Hidden Symmetry Subgroup Problems

TL;DR

This paper introduces the Hidden Symmetry Subgroup Problem (HSSP), a generalization of the Hidden Subgroup Problem, and develops efficient quantum algorithms for specific cases, notably for multivariate quadratic polynomials.

Contribution

The paper presents a new framework unifying various algebraic problems and provides the first efficient quantum algorithms for hidden polynomial problems.

Findings

Efficient quantum algorithms for multivariate quadratic polynomial problems.

Reduction of HSSP to HSP in certain cases.

Improved algorithms for polynomial function graph problems.

Abstract

We advocate a new approach of addressing hidden structure problems and finding efficient quantum algorithms. We introduce and investigate the Hidden Symmetry Subgroup Problem (HSSP), which is a generalization of the well-studied Hidden Subgroup Problem (HSP). Given a group acting on a set and an oracle whose level sets define a partition of the set, the task is to recover the subgroup of symmetries of this partition inside the group. The HSSP provides a unifying framework that, besides the HSP, encompasses a wide range of algebraic oracle problems, including quadratic hidden polynomial problems.
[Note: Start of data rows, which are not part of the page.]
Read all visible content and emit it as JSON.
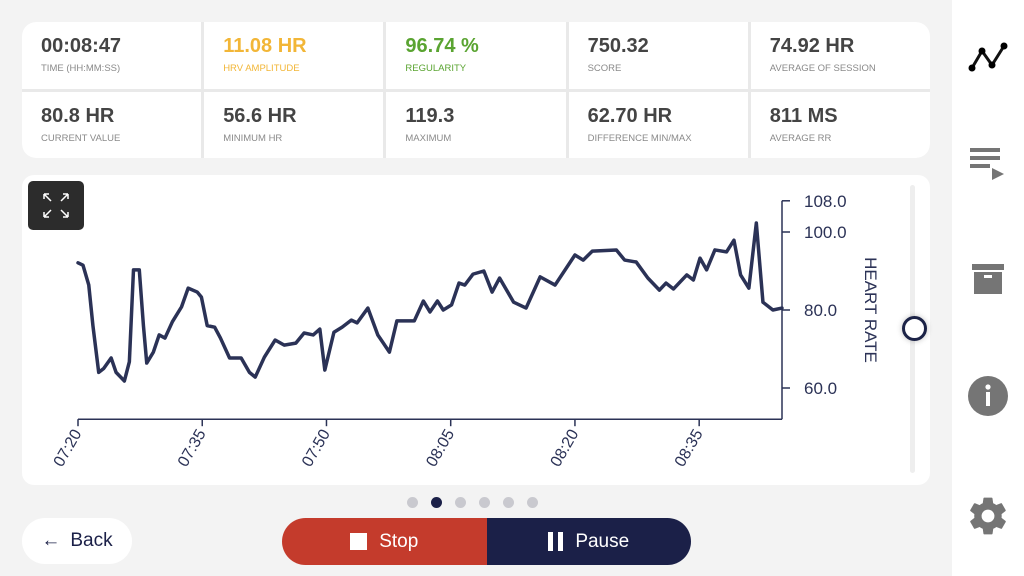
{
  "stats": [
    {
      "value": "00:08:47",
      "label": "TIME (HH:MM:SS)",
      "color": "#444444"
    },
    {
      "value": "11.08 HR",
      "label": "HRV AMPLITUDE",
      "color": "#f2b637"
    },
    {
      "value": "96.74 %",
      "label": "REGULARITY",
      "color": "#5aa431"
    },
    {
      "value": "750.32",
      "label": "SCORE",
      "color": "#444444"
    },
    {
      "value": "74.92 HR",
      "label": "AVERAGE OF SESSION",
      "color": "#444444"
    },
    {
      "value": "80.8 HR",
      "label": "CURRENT VALUE",
      "color": "#444444"
    },
    {
      "value": "56.6 HR",
      "label": "MINIMUM HR",
      "color": "#444444"
    },
    {
      "value": "119.3",
      "label": "MAXIMUM",
      "color": "#444444"
    },
    {
      "value": "62.70 HR",
      "label": "DIFFERENCE MIN/MAX",
      "color": "#444444"
    },
    {
      "value": "811 MS",
      "label": "AVERAGE RR",
      "color": "#444444"
    }
  ],
  "chart_data": {
    "type": "line",
    "ylabel": "HEART RATE",
    "xlabel": "",
    "x_unit": "minutes since 07:20",
    "xlim": [
      0,
      85
    ],
    "ylim": [
      52,
      108
    ],
    "yticks": [
      {
        "v": 60,
        "label": "60.0"
      },
      {
        "v": 80,
        "label": "80.0"
      },
      {
        "v": 100,
        "label": "100.0"
      },
      {
        "v": 108,
        "label": "108.0"
      }
    ],
    "xticks": [
      {
        "v": 0,
        "label": "07:20"
      },
      {
        "v": 15,
        "label": "07:35"
      },
      {
        "v": 30,
        "label": "07:50"
      },
      {
        "v": 45,
        "label": "08:05"
      },
      {
        "v": 60,
        "label": "08:20"
      },
      {
        "v": 75,
        "label": "08:35"
      }
    ],
    "line_color": "#2b3256",
    "series": [
      {
        "name": "Heart rate",
        "x": [
          0,
          0.6,
          1.3,
          1.8,
          2.5,
          3.1,
          4.0,
          4.6,
          5.6,
          6.2,
          6.7,
          7.4,
          7.9,
          8.3,
          9.1,
          9.8,
          10.5,
          11.4,
          12.5,
          13.3,
          14.4,
          14.9,
          15.6,
          16.5,
          17.2,
          18.3,
          19.7,
          20.7,
          21.4,
          22.5,
          23.8,
          24.9,
          26.3,
          27.3,
          28.4,
          29.2,
          29.8,
          30.9,
          31.9,
          33.0,
          33.7,
          35.0,
          36.2,
          37.6,
          38.5,
          40.6,
          41.7,
          42.5,
          43.4,
          44.1,
          45.1,
          46.0,
          46.7,
          47.7,
          49.0,
          50.0,
          50.9,
          52.6,
          54.1,
          55.8,
          57.6,
          60.0,
          61.0,
          62.1,
          65.0,
          66.0,
          67.4,
          68.8,
          70.2,
          71.0,
          71.9,
          73.5,
          74.3,
          75.1,
          75.9,
          76.9,
          78.3,
          79.2,
          80.0,
          81.0,
          81.9,
          82.7,
          83.9,
          85.0
        ],
        "values": [
          92.1,
          91.5,
          86.4,
          76,
          64,
          65,
          67.7,
          64,
          61.8,
          66.7,
          90.3,
          90.3,
          76,
          66.4,
          69.2,
          73.6,
          72.8,
          77,
          80.8,
          85.6,
          84.6,
          83.3,
          76,
          75.6,
          72.8,
          67.7,
          67.7,
          64,
          62.8,
          67.9,
          72.3,
          71,
          71.5,
          74.1,
          73.6,
          75.1,
          64.6,
          74.3,
          75.6,
          77.4,
          76.7,
          80.5,
          73.6,
          69.2,
          77.2,
          77.2,
          82.3,
          79.5,
          82.3,
          80,
          81.3,
          86.9,
          86.4,
          89.2,
          90,
          84.6,
          88.2,
          82,
          80.5,
          88.5,
          86.4,
          94.1,
          92.8,
          95.1,
          95.4,
          92.8,
          92.3,
          88.2,
          85.1,
          86.9,
          85.4,
          89,
          87.7,
          93.3,
          90.3,
          95.4,
          94.9,
          97.9,
          89,
          85.6,
          102.3,
          82,
          80,
          80.5
        ]
      }
    ]
  },
  "pager": {
    "count": 6,
    "active": 1
  },
  "buttons": {
    "back": "Back",
    "stop": "Stop",
    "pause": "Pause"
  },
  "icons": {
    "back": "arrow-left-icon",
    "chart": "chart-line-icon",
    "playlist": "playlist-icon",
    "archive": "archive-icon",
    "info": "info-icon",
    "settings": "gear-icon",
    "expand": "expand-icon"
  }
}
While the HSSP can have provably exponential quantum query complexity, we obtain efficient quantum algorithms for various interesting cases. To achieve this, we present a general method for reducing the HSSP to the HSP, which works efficiently in several cases related to symmetries of polynomials. The HSSP therefore connects in a rather surprising way certain hidden polynomial problems with the HSP. Using this connection, we obtain the first efficient quantum algorithm for the hidden polynomial problem for multivariate quadratic polynomials over fields of constant characteristic. We also apply the new methods to polynomial function graph problems and present an efficient quantum procedure for constant degree multivariate polynomials over any field. This result improves in several ways the currently known algorithms.